Deep learning (DL) approaches based on CNN-purely or Transformer networks have demonstrated promising results in bitemporal change detection (CD). However, their performance is limited by insufficient contextual information aggregation, as they struggle to fully capture the implicit contextual dependency relationships among feature maps at different levels. Additionally, researchers have utilized pre-trained denoising diffusion probabilistic models (DDPMs) for training lightweight CD classifiers. Nevertheless, training a DDPM to generate intricately detailed, multi-channel remote sensing images requires months of training time and a substantial volume of unlabeled remote sensing datasets, making it significantly more complex than generating a single-channel change map. To overcome these challenges, we propose a novel end-to-end DDPM-based model architecture called change-aware diffusion model (CADM), which can be trained using a limited annotated dataset quickly.
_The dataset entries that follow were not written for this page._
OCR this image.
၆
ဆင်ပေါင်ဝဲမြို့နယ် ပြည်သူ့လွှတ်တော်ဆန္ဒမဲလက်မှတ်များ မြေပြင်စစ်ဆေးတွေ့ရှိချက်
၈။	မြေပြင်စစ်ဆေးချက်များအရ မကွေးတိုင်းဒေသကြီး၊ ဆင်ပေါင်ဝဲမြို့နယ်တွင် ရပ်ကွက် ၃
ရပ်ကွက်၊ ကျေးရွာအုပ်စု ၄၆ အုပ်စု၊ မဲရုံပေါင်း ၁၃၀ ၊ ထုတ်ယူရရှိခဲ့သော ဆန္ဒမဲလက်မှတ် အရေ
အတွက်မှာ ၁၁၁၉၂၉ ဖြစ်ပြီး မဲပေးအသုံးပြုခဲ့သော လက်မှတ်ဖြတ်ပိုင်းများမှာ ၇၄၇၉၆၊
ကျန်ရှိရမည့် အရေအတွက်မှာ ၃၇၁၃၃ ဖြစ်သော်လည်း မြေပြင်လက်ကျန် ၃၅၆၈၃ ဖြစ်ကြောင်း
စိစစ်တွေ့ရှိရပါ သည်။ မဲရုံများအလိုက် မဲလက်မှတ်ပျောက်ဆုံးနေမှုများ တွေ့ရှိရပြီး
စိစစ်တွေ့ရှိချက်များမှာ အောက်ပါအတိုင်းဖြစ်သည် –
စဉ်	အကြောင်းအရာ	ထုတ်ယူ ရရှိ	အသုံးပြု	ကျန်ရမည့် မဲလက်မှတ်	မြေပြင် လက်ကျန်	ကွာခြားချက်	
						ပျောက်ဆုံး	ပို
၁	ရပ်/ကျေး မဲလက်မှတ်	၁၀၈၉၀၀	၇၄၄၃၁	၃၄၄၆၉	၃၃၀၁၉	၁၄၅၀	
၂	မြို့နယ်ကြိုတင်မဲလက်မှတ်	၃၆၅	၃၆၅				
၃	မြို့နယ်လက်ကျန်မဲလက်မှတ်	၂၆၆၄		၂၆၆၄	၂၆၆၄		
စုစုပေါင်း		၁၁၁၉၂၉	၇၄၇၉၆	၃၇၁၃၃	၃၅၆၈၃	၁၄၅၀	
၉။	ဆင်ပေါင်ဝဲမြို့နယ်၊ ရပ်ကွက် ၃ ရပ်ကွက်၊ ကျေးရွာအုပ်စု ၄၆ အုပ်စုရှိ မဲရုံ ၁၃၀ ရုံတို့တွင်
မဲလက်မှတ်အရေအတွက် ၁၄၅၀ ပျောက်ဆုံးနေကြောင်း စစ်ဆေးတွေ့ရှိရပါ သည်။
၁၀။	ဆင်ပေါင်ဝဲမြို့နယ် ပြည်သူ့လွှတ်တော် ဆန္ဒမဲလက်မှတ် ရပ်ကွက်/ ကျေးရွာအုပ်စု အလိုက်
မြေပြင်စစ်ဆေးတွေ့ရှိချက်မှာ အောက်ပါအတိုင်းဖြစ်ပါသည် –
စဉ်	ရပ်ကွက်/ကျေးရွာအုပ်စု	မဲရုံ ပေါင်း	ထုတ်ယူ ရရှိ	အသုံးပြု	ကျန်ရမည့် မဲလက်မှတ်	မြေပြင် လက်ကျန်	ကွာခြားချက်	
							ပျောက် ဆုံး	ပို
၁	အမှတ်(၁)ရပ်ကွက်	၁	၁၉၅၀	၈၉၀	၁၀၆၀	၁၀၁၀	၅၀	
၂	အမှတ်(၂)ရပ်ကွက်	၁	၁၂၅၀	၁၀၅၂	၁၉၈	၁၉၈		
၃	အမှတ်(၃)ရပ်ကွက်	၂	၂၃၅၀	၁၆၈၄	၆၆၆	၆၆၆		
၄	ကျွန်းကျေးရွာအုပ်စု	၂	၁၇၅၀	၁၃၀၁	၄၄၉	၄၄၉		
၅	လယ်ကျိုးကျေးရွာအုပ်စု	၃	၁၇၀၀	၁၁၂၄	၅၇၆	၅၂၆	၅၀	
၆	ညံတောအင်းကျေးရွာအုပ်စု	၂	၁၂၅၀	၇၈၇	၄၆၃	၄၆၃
Furthermore, we introduce dynamic difference conditional encoding to enhance step-wise regional attention in DDPM for bitemporal images in CD datasets. This method establishes state-adaptive conditions for each sampling step, emphasizing two main innovative points of our model: 1) its end-to-end nature and 2) difference conditional encoding. We evaluate CADM on four remote sensing CD tasks with different ground scenarios, including CDD, WHU, Levier, and GVLM. Experimental results demonstrate that CADM significantly outperforms state-of-the-art methods, indicating the generalization and effectiveness of the proposed model.